English – Interview death penalty 2005

World Coalition against the death penalty

http://www.worldcoalition.org/bcoaljm10.html

 

French version in: http://www.worldcoalition.org/coaljm10.html

 

Sami Aldeeb A boy who isn’t quite normal ?

 

Sami Aldeeb is a Palestinian, a christian and a specialist in Islamic law. He likes to go against the tide. He fights against the death sentence « so that Arab society may progress. »

The site of his association :

http://www.one-democratic-state.org

 

Sami Aldeeb doesn’t like the words « death sentence ». He doesn’t use them often. He prefers to say « off with their heads ». A harsh, way-out expression which resembles the way he speaks of the death sentence. He is a christian Palestinian, and since 1980, he has been in charge of Arabic law at the Swiss Institute for comparative law. His language is as colorful as that of eastern storyteller. He weaves together childhood memories, quotations from the Bible, from myths, and often bursts into laughter that sounds as if it would go on for ever – and all this with a lilting accent that is a mixture of sleepy swiss and rugged arabic. Sami Aldeeb fights several battles : circumcision, religious cemeteries, ritual butchering. If he has allowed us to « paint his portrait » here, it is « for the cause ». The cause of abolition.

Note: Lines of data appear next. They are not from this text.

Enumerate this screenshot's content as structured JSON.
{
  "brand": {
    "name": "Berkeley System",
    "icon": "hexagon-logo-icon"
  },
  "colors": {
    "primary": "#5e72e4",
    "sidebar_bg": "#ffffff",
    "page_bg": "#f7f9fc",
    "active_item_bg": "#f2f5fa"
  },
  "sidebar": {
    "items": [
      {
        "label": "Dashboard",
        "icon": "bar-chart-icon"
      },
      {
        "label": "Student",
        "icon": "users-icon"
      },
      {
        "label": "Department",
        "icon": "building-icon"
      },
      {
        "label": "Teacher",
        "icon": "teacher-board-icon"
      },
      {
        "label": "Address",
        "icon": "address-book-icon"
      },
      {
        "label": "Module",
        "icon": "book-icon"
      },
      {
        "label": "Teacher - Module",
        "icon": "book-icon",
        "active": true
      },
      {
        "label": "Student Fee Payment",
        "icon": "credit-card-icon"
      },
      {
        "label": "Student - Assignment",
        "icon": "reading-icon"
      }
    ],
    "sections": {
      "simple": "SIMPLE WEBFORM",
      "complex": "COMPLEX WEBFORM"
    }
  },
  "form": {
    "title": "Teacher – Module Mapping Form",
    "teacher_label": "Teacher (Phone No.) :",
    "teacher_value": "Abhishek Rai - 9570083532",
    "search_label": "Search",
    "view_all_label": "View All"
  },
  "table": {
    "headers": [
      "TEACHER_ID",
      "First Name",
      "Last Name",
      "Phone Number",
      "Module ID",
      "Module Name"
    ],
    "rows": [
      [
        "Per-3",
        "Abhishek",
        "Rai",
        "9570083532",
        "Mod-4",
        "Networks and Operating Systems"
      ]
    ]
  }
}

When he speaks of capital punishment, Sami Aldeeb rolls his « r »s even more that usual. «It’s obvious. Life doesn’t belong to us and what you have not given, you cannot take away. But this is not just an ethical or humanitarian problem. I fight against the death penalty to help my Arab society progress. In Arab countries, if someone says something wrong, he is threatened to have his head cut off. With that kind of a sword of Damocles hanging over your head, there can be no democracy. The death sentence in the Arab world is the most drastic way of avoiding any change in society’s outlook. It deprives people of religious freedom, freedom of speech and of the press. It leads to complete paralysis. I cannot imagine that the Middle-East could move forward without its abolition.»

Sami Aldeeb was born in a family of small farmers, in the village of Zabadeh, near Jenin on the East Bank. Very early, he witnessed the tragic feud between his village, where the majority was Christian, and the surrounding Muslim villages. Because of the blood shed and the summary executions he had seen, he determined to go to the Bet-Jala seminary to become a priest. The religious authorities nipped his vocation fin the bud or they found him unruly : «This boy isn’t normal ; keep him at home», the superiors of the seminary wrote to his parish priest. So when he was 15, he signed up for the tailoring school of the Salesian fathers in Bethlehem. He earned a degree in 1968 and worked as a tailor for a year before becoming an interpreter for the International Red Cross in the occupied territories. Thanks to his degrees, he was admitted to pass the « maturité », the school-leaving certificate and did it in three months, studying on his own. A Swiss priest asked him to come to Fribourg where he passed a BA and an MA in law before getting a degree in political sciences.

This eventful adolescence gave him a taste for paradox ; he became a Swiss citizen in 1984 but still declares himself an Arab. He is christian and a specialist in Islamic law. He never shrinks from writing and saying all he thinks, but thinks twice, indeed a thousand times before he speaks when he goes home to his parents, following the wisdom of the Arab proverb : « Be careful your tongue doesn’t cut off your head. » « My father won’t allow me to talk about certain things for fear of my being arrested », he says, and explains how difficult it is to speak up against the death sentence in the Arab countries. « Abolition actually raises the problem of the possibility of setting aside a rule which is explicitly mentioned in the Koran. That is why the Arab countries find abolition so difficult. This is also why the islamization of society is so dangerous. The rise of religious fanaticism in the region has led to an increase in the number of death sentences. »

Sami Aldeeb criticizes the Palestinian Authority, that has included the death sentence in its laws and has applied it, as well as the state of Israel. « Israel is the only country in the Middle-East that does not officially acknowledge the death sentence but inflicts it unofficially every day. It’s just as horrible. » His belief led him to organize the Association for a single democratic State in Israel/Palestine on April 2003. The state would include Jews, Christians and Muslims. « One of the principles we stand for is the abolition of the death sentence and of torture, whatever the crime. Society always bears a share of responsibility and we have no right to despair of human beings. Even the worst criminal was not born a criminal, but became one. It is the situation that made him so. » Though his ideas may disturb some, Sami Aldeeb continues to preach abolition during his many trips throughout Europe and the Arab world.